BAG-1 is a potent anti-apoptotic molecule and its aberrant expression is prevalent in human malignancies. BAG-1 is expressed as multiple isoforms (-1L, -1M, -1S, -XS), each functioning in an array of distinct key cellular events including proliferation, cell survival, transcription, apoptosis and cell motility. This multi-functionality renders BAG-1 a potential therapeutic target to blockade signal transmission in cancer cells. However, the lack of resolved tertiary structure of BAG-1 isoforms limits the development of molecularlytargeted approaches for therapeutic use. In this study, to define higher-order structure and to understand in more depth the molecular architecture of two major BAG-1 isoforms (BAG-1L, BAG-1S), we utilized hydrogen-deuterium exchange mass spectrometry (HDX-MS) as a structural tool. First, His6TEV-BAG-1S and His6TEV-BAG-1L plasmids were constructed, and MCF-7 cells were transiently transfected with the constructs. Cells were lysed, and BAG-1L and BAG-1S were purified from total cell lysates of transfectants with a tandem NiNTA purification approach through bind/elute and flow-through mode, respectively. The purified BAG-1L and BAG-1S showed an apparent 33-kDa and 50-kDa band in gel electrophoresis, respectively. Sample purity of both proteins was estimated as >90% using ImageJ analysis of SDS-PAGE gel. To monitor the level of deuteration and to analyze conformational variations among human BAG-1L and BAG-1S isoforms, HDX-MS experiments with five time-points that ranged from 12 s to 24 h were carried out.

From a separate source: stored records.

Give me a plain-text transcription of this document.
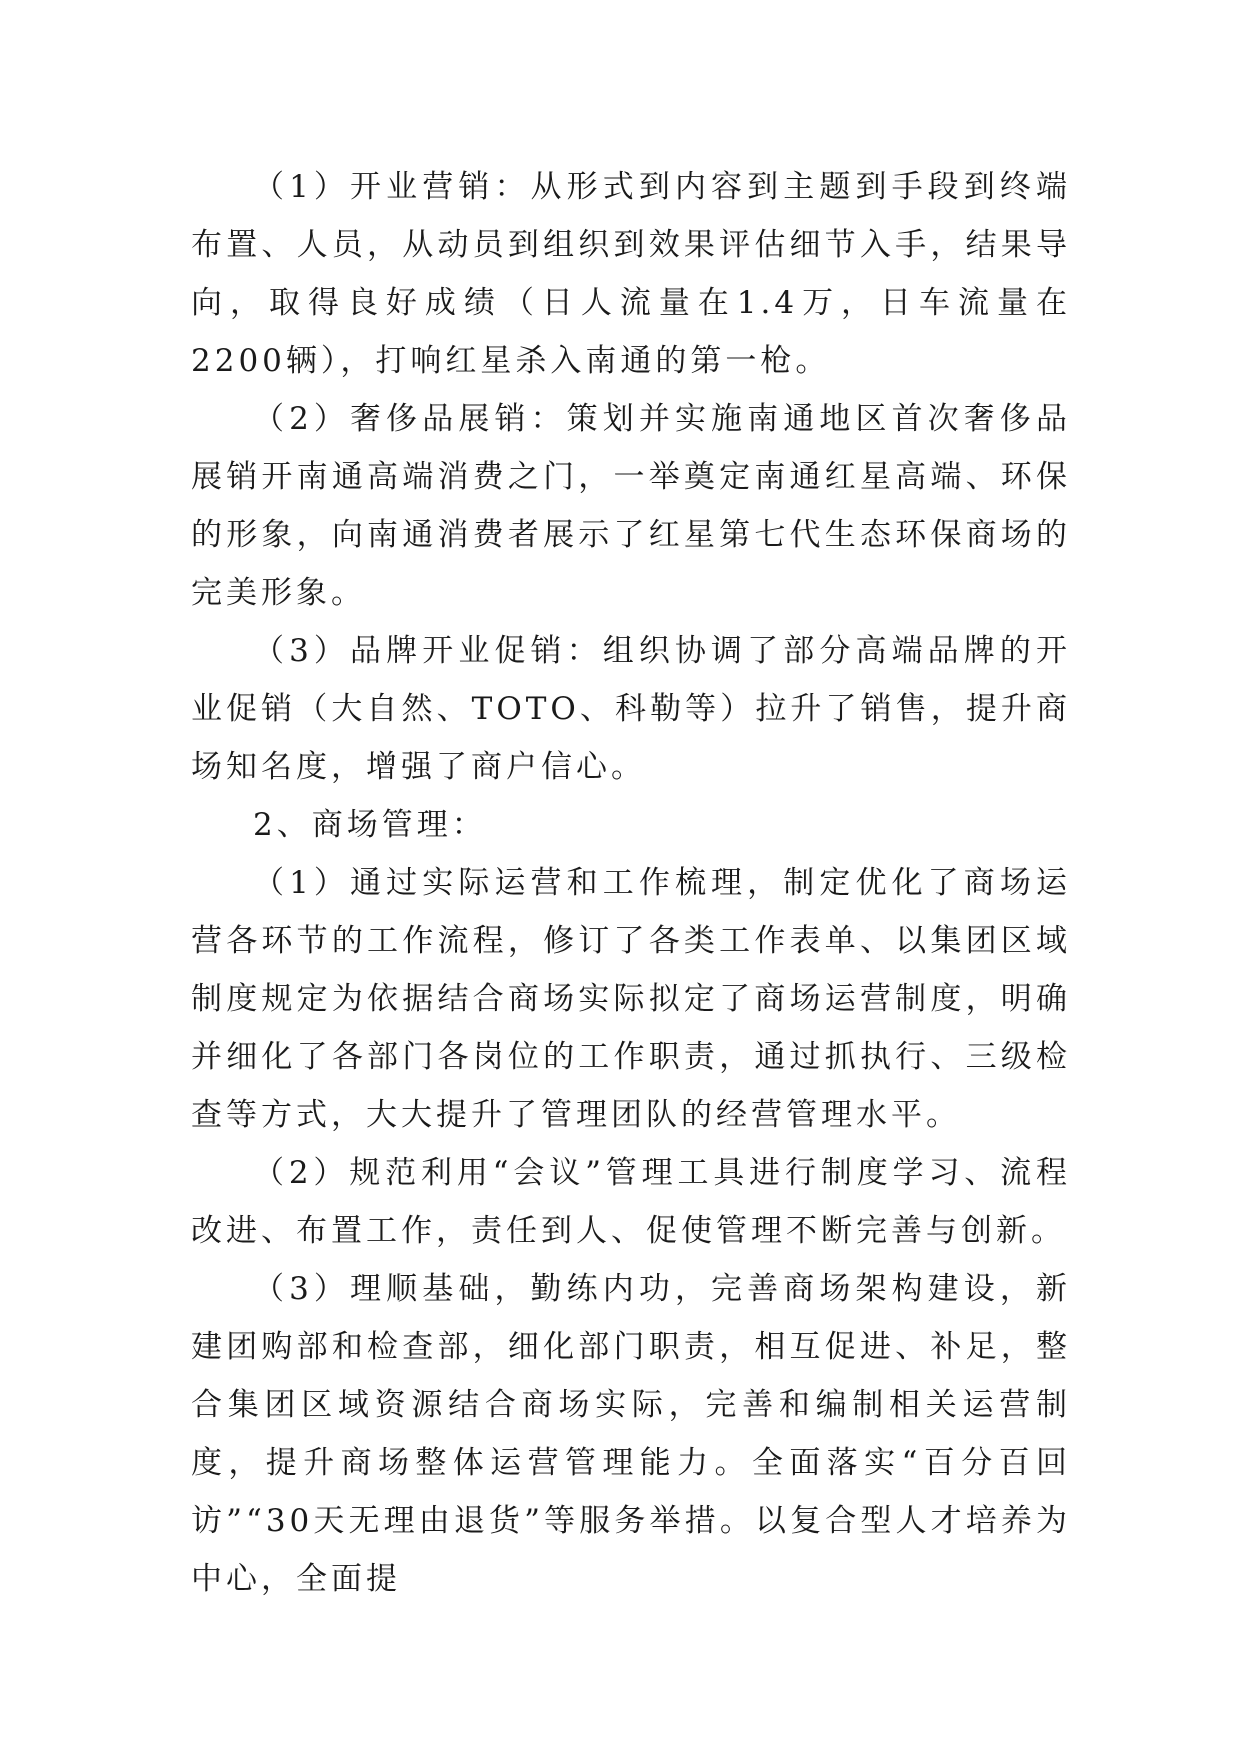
（1）开业营销：从形式到内容到主题到手段到终端布置、人员，从动员到组织到效果评估细节入手，结果导向，取得良好成绩（日人流量在1.4万，日车流量在2200辆），打响红星杀入南通的第一枪。

（2）奢侈品展销：策划并实施南通地区首次奢侈品展销开南通高端消费之门，一举奠定南通红星高端、环保的形象，向南通消费者展示了红星第七代生态环保商场的完美形象。

（3）品牌开业促销：组织协调了部分高端品牌的开业促销（大自然、TOTO、科勒等）拉升了销售，提升商场知名度，增强了商户信心。

2、商场管理：

（1）通过实际运营和工作梳理，制定优化了商场运营各环节的工作流程，修订了各类工作表单、以集团区域制度规定为依据结合商场实际拟定了商场运营制度，明确并细化了各部门各岗位的工作职责，通过抓执行、三级检查等方式，大大提升了管理团队的经营管理水平。

（2）规范利用“会议”管理工具进行制度学习、流程改进、布置工作，责任到人、促使管理不断完善与创新。

（3）理顺基础，勤练内功，完善商场架构建设，新建团购部和检查部，细化部门职责，相互促进、补足，整合集团区域资源结合商场实际，完善和编制相关运营制度，提升商场整体运营管理能力。全面落实“百分百回访”“30天无理由退货”等服务举措。以复合型人才培养为中心，全面提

Subsequent HDX-MS experiments revealed the identification of ~150 peptides of BAG-1L and BAG-1S with a >99% sequence coverage. Based on three-dimensional structural model, we found that nuclear localization signal sequence and the more number of copies of acidic-rich repeats located at the N-terminus of BAG-1L resulted in some structural variations at its N-terminus compared to BAG-1S. We report here the first isoform-specific structural variations of BAG-1.